1- In the introduction, to identify issues or to add context or colour.

2- As part of brief general narrative early in the judgment to establish time, place or order of event.

3- Including credibility, in deciding the issues of facts or laws.


It is essential for the judge to identify and set out the legal principles applied in arriving at the decision. There is generally no need for a lengthy dissertation in a first instance judgment, although there will be occasions in superior trial courts when judgment should contain a more expansive statement of law. Sometimes the formation of the question of law will be involved in, or overlapped by, the formulation of the question should be chosen carefully .only so much of it as expresses the proposition in question should be quoted. The manner of citing authorities for legal principles is a choice made by the judgment writer, and may depend on whether the judge’s court has adopted particular judgment writing guidelines or protocols.


As the beginning of the judgment introduces the subject matter, the conclusion should resolve each of the issues identified at the start. The ending should contain no new material, whether facts or legal which has not previously been discussed. Some judges choose to announce the result at the start of the judgment. Others, perhaps the majority, announce their decision at the end. Those who favour stating the decision at the beginning, justify doing so to ease the tension for those with an interest in the outcome of the case.


Use plain language- judgment should be easy to read. The use of plains, everyday language helps to achieve this. Unless there is a need for it, technical language and legal jargon should be avoided.

Simplify paragraph and sentence structure and composition – in composing judgment careful through should be given to both paragraph and sentences structure and composition.

Paragraph can also vary in length, from as short as one Sentences, too many sentences.

Using paragraph heading and sub-headings- it is increasingly common to see a numbered paragraph in judgments, and for heading and sub-heading to be used. Using heading or sub-headings is also helpful to those seeking to find a particular part of a judgment. Use the active rather than passive voice.

Avoid Latin expressions, redundancy and legalese- although a judgment is a legal decision, resorting to formal language, including Latin phrases or expressions, should be avoided, unless there is a good reason to use such language or phrases.

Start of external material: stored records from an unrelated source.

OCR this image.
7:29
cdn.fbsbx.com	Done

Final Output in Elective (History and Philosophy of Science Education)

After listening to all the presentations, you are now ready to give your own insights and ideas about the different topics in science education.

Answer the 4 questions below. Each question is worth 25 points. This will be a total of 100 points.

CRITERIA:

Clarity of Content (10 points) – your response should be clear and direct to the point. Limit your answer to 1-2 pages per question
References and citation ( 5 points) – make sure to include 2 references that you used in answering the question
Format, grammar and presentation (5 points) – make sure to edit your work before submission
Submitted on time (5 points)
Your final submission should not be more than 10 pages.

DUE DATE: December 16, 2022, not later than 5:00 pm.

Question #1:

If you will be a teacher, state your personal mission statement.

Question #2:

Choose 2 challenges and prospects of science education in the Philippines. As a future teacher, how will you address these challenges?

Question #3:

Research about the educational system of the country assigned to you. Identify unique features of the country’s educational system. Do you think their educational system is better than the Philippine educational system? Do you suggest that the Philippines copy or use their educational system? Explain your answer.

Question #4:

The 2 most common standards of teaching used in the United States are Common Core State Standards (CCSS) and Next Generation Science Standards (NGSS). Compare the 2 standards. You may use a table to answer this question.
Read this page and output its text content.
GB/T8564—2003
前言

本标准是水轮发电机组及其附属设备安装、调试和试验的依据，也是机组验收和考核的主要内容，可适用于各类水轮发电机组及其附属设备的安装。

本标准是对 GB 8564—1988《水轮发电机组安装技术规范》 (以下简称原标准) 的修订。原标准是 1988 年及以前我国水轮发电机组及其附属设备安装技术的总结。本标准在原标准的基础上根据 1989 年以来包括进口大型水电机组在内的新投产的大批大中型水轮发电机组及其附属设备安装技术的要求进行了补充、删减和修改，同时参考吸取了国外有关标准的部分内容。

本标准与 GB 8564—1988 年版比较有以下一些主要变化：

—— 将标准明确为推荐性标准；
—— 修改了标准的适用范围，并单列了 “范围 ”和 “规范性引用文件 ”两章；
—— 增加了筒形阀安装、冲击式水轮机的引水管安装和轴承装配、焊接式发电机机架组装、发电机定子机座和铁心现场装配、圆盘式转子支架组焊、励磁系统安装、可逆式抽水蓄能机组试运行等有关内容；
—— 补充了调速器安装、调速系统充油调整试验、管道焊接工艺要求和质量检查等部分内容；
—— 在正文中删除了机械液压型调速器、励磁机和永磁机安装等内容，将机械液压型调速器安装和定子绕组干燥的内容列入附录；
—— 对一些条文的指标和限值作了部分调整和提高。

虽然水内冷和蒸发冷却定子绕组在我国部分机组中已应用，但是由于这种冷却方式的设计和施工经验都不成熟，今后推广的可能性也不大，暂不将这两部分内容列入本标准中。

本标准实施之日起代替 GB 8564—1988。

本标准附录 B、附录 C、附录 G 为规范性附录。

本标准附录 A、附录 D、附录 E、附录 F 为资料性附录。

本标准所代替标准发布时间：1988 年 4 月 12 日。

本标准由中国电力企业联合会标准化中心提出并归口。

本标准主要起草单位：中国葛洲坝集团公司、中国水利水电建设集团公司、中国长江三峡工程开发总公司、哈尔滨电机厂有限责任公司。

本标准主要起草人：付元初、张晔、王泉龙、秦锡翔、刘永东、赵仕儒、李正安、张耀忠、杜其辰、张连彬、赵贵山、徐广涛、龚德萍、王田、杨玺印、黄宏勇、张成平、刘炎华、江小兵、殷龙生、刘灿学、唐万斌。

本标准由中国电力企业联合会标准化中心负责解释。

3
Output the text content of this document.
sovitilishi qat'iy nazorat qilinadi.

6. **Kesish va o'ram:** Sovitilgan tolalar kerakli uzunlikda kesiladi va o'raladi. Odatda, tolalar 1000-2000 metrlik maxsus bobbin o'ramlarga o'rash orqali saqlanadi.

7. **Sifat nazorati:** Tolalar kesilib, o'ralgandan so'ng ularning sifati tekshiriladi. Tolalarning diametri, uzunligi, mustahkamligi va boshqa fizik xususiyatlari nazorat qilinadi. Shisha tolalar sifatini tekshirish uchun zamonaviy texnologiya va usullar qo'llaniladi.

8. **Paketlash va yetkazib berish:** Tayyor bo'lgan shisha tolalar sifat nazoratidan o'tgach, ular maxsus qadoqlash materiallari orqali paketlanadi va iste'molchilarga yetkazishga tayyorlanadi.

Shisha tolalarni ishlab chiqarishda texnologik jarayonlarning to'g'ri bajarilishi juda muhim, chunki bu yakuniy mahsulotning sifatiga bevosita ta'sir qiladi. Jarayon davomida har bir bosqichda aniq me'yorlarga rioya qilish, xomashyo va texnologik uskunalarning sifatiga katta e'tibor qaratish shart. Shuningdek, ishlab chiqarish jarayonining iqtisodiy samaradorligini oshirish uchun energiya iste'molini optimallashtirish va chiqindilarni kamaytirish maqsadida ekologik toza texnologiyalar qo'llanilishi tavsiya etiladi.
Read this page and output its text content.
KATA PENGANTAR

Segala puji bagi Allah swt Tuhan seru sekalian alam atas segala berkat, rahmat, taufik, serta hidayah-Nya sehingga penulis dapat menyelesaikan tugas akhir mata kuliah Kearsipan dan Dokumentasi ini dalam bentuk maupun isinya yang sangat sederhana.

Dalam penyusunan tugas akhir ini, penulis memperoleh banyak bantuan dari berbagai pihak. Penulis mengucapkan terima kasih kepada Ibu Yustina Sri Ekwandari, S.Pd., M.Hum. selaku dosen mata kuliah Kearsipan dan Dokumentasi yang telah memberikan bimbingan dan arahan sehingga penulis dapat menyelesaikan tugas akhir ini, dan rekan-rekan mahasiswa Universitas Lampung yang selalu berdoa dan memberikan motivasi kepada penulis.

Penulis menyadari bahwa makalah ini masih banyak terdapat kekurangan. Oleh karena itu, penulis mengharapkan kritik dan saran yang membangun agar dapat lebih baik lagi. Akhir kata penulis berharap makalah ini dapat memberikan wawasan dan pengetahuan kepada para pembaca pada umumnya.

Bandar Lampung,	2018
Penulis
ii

Some Latin expressions have become part of everyday language and their use cannot be avoided, forex- affidavit, quorum, etc. by writing clearly and concisely, the subject matter being discussed should be apparent, without resort to these expressions. It is tempting to explain the reasons for a decision by references to the complicated nature of the proceeding or the issues to be resolved. Judges must carefully consider the evidence and the competing submissions made on behalf of the parties.


It is commonly said that there is no such thing a good writer, there is only good rewriting. Preparing a draft judgment is hard work. But the hardest work begins when the draft judgment is finished. Good editing ensures that a judgment is lucid, thorough, coherent, concise and has transparent reasoning. It identifies flaws, such as the use of discriminatory language. Of course, time is a factor in determining how much editing is possible. But even when a decision must be delivered urgently, some editing is still required, especially to ensure that the decision covers all the issues raised for determination .the more a judgment is edited or revised, better it will be, within reason.


For most judges, preparing judgments is the most demanding, challenging and even part of judicial life. But with the clarity that flows from sound structure and style, the writing process is likely to be more streamlined and judgments are likely to be shorter. For time-poor judges, with the pressure of case upon case, it is an attractive spin-off that judgments which are easier to read are likely to be easier to write.